Simon entrouve les yeux pour se regarder. A travers la buée, il se découvre une image qu’il n’a pas l’habitude de cotoyer. Des cheveux humides dessinent des courbes le long d’un cou dont les goutelettes n’ont pas fini de s’estomper. Un regard vague et une bouche entrouverte illustrent l’abandon à une passion. Intrigué par le personnage lascif et excitant qu’il observe, Simon porte ses doigts à sa bouche, et se regarde les lécher. Il se tourne ensuite vers sa poitrine, en caresse les courbes du regard, bienveillant, avant de l’enserrer de ses bras, en se dandinant de haut en bas. Les yeux clos de nouveau, sa langue rencontre son épaule, qu’il baise lentement, y laissant des sillons de bave jusqu’à se lécher gouluement.

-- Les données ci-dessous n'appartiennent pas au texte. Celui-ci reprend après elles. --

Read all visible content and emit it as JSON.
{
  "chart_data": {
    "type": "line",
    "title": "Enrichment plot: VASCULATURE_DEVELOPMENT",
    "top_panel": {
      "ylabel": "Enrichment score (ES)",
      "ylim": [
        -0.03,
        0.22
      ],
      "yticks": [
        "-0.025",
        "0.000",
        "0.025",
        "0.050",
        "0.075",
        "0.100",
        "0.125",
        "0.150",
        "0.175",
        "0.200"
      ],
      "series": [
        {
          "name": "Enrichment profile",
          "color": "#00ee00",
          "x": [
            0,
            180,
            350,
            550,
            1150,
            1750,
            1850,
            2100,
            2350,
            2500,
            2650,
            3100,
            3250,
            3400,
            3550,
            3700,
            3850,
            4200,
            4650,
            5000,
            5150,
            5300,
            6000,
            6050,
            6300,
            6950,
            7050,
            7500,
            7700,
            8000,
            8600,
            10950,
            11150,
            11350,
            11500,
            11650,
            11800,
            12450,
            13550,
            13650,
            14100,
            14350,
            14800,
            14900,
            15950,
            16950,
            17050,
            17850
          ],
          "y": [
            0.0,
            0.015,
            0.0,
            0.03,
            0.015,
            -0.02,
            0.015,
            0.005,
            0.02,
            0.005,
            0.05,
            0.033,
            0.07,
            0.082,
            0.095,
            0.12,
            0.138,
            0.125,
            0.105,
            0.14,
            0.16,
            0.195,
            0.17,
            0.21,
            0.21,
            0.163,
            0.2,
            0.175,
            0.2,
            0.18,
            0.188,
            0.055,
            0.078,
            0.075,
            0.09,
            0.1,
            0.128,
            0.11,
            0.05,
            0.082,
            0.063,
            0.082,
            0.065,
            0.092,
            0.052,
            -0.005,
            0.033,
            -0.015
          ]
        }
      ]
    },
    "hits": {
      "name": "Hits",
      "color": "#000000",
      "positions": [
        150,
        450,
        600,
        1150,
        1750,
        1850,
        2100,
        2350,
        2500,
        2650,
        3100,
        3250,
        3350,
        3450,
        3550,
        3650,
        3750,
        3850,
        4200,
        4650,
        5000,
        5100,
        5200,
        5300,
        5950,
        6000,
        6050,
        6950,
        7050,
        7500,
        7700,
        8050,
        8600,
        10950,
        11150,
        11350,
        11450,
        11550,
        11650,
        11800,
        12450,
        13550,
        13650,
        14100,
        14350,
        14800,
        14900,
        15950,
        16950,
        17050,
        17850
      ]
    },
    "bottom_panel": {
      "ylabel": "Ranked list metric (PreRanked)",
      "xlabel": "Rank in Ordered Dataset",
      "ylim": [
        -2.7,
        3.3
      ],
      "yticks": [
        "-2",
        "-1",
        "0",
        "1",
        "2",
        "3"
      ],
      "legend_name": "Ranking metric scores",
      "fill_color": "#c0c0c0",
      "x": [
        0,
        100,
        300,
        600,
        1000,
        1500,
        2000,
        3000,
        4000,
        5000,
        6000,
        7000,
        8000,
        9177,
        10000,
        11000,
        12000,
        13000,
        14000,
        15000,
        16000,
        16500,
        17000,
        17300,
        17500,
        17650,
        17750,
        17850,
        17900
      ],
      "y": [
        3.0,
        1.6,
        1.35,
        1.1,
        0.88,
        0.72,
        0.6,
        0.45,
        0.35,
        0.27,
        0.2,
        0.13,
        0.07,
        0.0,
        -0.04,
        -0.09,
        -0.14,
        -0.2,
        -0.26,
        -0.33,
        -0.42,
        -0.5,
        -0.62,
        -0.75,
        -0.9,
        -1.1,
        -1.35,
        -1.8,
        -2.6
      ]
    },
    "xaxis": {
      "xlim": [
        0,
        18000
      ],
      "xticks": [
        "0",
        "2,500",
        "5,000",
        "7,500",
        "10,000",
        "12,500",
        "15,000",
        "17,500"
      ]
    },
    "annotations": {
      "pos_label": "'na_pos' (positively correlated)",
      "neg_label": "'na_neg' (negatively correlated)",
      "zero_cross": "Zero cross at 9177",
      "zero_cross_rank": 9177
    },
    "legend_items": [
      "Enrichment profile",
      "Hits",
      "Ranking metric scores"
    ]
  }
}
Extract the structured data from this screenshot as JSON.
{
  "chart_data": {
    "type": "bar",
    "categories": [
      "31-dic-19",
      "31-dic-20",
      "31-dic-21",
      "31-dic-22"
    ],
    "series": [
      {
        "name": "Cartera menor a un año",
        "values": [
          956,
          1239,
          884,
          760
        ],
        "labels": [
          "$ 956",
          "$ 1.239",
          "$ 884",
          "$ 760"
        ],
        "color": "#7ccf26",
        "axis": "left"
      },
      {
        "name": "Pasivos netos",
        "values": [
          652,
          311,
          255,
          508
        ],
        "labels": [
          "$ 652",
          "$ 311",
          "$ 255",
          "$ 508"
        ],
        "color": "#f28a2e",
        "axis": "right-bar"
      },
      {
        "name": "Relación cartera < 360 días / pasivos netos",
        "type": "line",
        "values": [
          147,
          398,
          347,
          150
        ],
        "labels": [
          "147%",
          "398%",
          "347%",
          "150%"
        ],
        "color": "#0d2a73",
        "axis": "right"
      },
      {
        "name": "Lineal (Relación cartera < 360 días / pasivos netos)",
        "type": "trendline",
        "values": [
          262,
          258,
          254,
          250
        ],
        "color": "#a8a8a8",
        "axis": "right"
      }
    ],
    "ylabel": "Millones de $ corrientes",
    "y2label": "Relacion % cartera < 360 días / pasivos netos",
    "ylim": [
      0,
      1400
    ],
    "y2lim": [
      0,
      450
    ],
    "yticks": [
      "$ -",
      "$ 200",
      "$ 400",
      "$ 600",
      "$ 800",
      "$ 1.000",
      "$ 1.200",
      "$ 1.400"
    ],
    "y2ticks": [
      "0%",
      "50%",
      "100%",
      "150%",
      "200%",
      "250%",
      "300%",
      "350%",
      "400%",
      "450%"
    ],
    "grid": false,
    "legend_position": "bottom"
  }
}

Simon sent son corps vivre fort. Celui-ci frissone de plaisir, tremble d’excitation, acueille et retourne ses baisers, semble réconcilié avec le Simon contrarié. La douloureuse division entre le corps et l’esprit que Simon avait rencontré ces jours derniers s’est volatilisée. Simon est heureux, soulagé de s’être resynchronisé avec un compagnon de route qu’il avait eu tendance à oublier, attiré par les perspectives d’une cohabitation pacifiée, excité par l’érotisme dégagé, apaisé par le sentiment d’une cohérence retrouvée. Une voix se fait entendre derrière la cloison, demandant à Simon de libérer la salle de bain. C’est d’une voix embuée mais assurée que Simon répond, souriant secrètement à la pensée de ce qu’il vient de vivre, et de ce qui lui reste à expérimenter.